Кирьяков писал де-Рибасу: «Честь имею довести до сведения вашего, милостивый государь мой Осип Михайлович, что немалый ущерб городу и обывателям, которые обитаются на хуторах, приносят грабительства и убивства от разбойников. На тех душегубов полковым есаулом Черненко по моему наказу посылаются сыскные казаки, равно употребляются полицейские чины. Это знатно убавляет сие зло, но вывести его не может. По моему разумению, ваше превосходительство, в городе этом следует убавить людей без пристанища и допуск сюда производить только через заставы, которые надобно наипоспешнейше соорудить. Необходимо смотреть за продажей на базарах разных из рухляди разностей, чтоб отвратить торг награбленными пожитками. От того разбойники не будут пользоваться своим злодейством. Скальные пещеры на хуторах и в иных местах душегубы и грабители употребляют для прибежища. Поэтому нахожу нужным назначить постоянный ночлег для прихожих и приезжих в домах, называемых отелиями и заезджими дворами. Ежели кто из мещан или хуторян тех приезжих по родству или приятельству принимает, то должен о том объявлять в градскую избу мне или в войсковую канцелярию господину полковому есаулу Черненко с указанием кто, откуда и за каким делом в город или на хутор прибыл. И то, ваше превосходительство, в уважение должно принять, что промеж тех бродяг случаютца беглые от помещиков и рекрутских наборов. Недурно бы учинить перепись всех обывателей и препоручить то священнослужителям как персонам, которые знают грамоту. Пребываю в ожидании, что мои предложения будут одобрены и дан им будет ход.
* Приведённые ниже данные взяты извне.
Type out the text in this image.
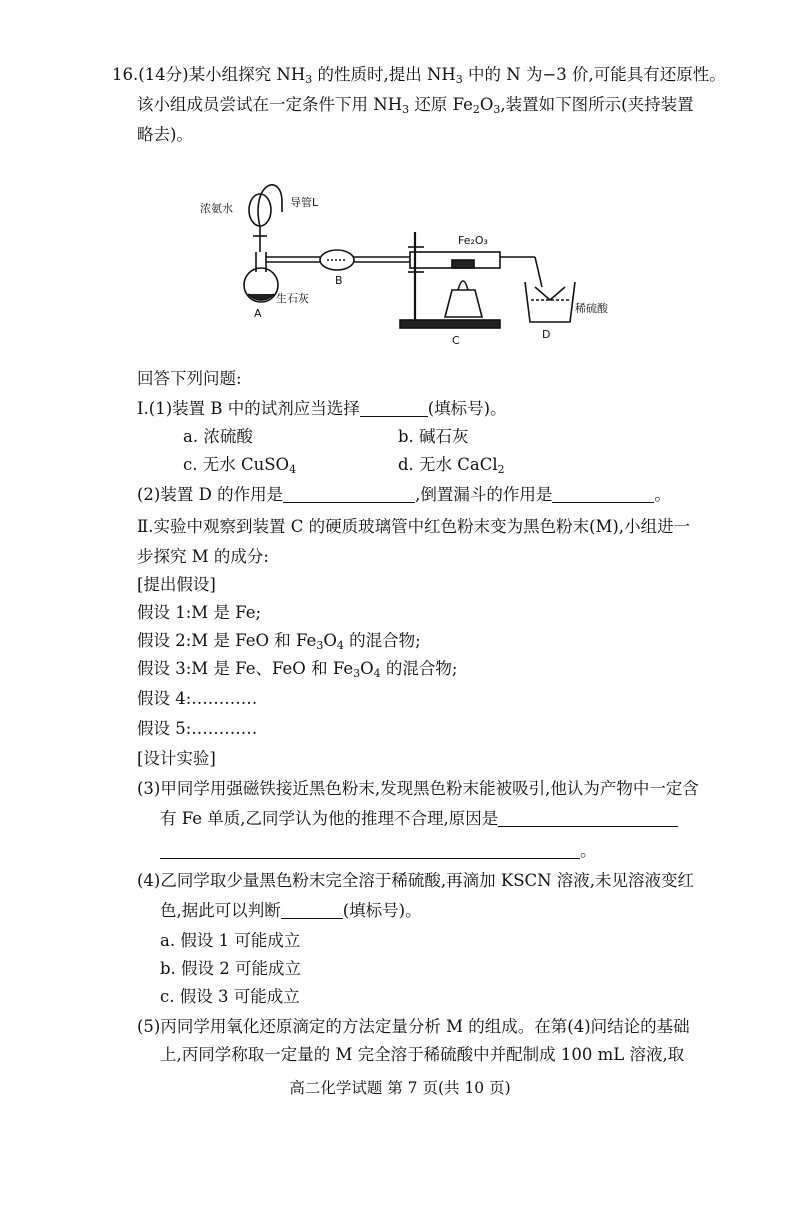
16.(14分)某小组探究 $NH_3$ 的性质时,提出 $NH_3$ 中的 N 为−3 价,可能具有还原性。
该小组成员尝试在一定条件下用 $NH_3$ 还原 $Fe_2O_3$,装置如下图所示(夹持装置
略去)。
浓氨水	导管L
生石灰
A
B
C	D
Fe₂O₃
稀硫酸
回答下列问题:
Ⅰ.(1)装置 B 中的试剂应当选择	(填标号)。
a. 浓硫酸	b. 碱石灰
c. 无水 CuSO$_4$	d. 无水 CaCl$_2$
(2)装置 D 的作用是	,倒置漏斗的作用是	。
Ⅱ.实验中观察到装置 C 的硬质玻璃管中红色粉末变为黑色粉末(M),小组进一
步探究 M 的成分:
[提出假设]
假设 1:M 是 Fe;
假设 2:M 是 FeO 和 $Fe_3O_4$ 的混合物;
假设 3:M 是 Fe、FeO 和 $Fe_3O_4$ 的混合物;
假设 4:…………
假设 5:…………
[设计实验]
(3)甲同学用强磁铁接近黑色粉末,发现黑色粉末能被吸引,他认为产物中一定含
有 Fe 单质,乙同学认为他的推理不合理,原因是
。
(4)乙同学取少量黑色粉末完全溶于稀硫酸,再滴加 KSCN 溶液,未见溶液变红
色,据此可以判断	(填标号)。
a. 假设 1 可能成立
b. 假设 2 可能成立
c. 假设 3 可能成立
(5)丙同学用氧化还原滴定的方法定量分析 M 的组成。在第(4)问结论的基础
上,丙同学称取一定量的 M 完全溶于稀硫酸中并配制成 100 mL 溶液,取
高二化学试题 第 7 页(共 10 页)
Вашего превосходительства слуга покорный премьер-майор Кирьяков».
Учитывая обывателей, поп Зосима с пономарем Хведиром ходили по дворам и писали кого как зовут, откуда прибился, в какого Бога верует, когда, кем и зачем был рожден. То было недоброй приметой, дьявольским наваждением, а возможно и подлостями помещиков с Украины, желающих вернуть в свои маетности бежавших крепостных. Староверы осеняли себя двуперстно крестным знамением и в ответ на поповские вопросы молчали. Беглый люд из панских хлопов уходил на дальние хутора, прятался в скалах подальше от греха.
В хате казака Хвеська, чтоб не быть записанным в дьявольскую книгу, поднесли попу и дьячку варенухи под хороший закус. Когда поп Зосима заметно упился, то пономарь Хведир хотел было выгулять его для отрезвления, но поп стал упираться, называть пономаря непотребными словами, отчего между ними началась свара. Пономарь говорил, что поп Зосима вовсе не поп, потому что матушка его летает на метле, к тому же он знается с гулящими девками, за отпущение грехов девки эти на сеновалах позволяют попу с ними разговеться. Еще говорил пономарь, поп не пишет все требы в книгу будто за недосугом, а на деле из корыстолюбия. За панихиду поп берет рубль, а в книгу пишет тридцать пять копеек, за помин души – пятьдесят копеек, а пишет двадцать, чтобы меньше отдавать причту. На земле за греческим посадом, что попу дана на прожиток, он сеет пшеницу и мак на кутью и на хлеб насущный. То бы ничего, но поп за иные требы посылает на те работы прихожан.
Не известно, как долго бы продолжалась эта свара, ежели бы казак Хвесько – господарь той хаты на Пересыпи – не поднес попу и пономарю еще по келеху варенухи. После того как они приняли ту варенуху, то оба упились до совершенного беспамятства и на фуре были отвезены: поп Зосима к пономарихе, а пономарь Хведир – к попадье. Хвесько после божился, что он-де не знал, которая попадья и которая пономариха. Думка была – пускай сами разберутся, а не разберутся – Бог простит.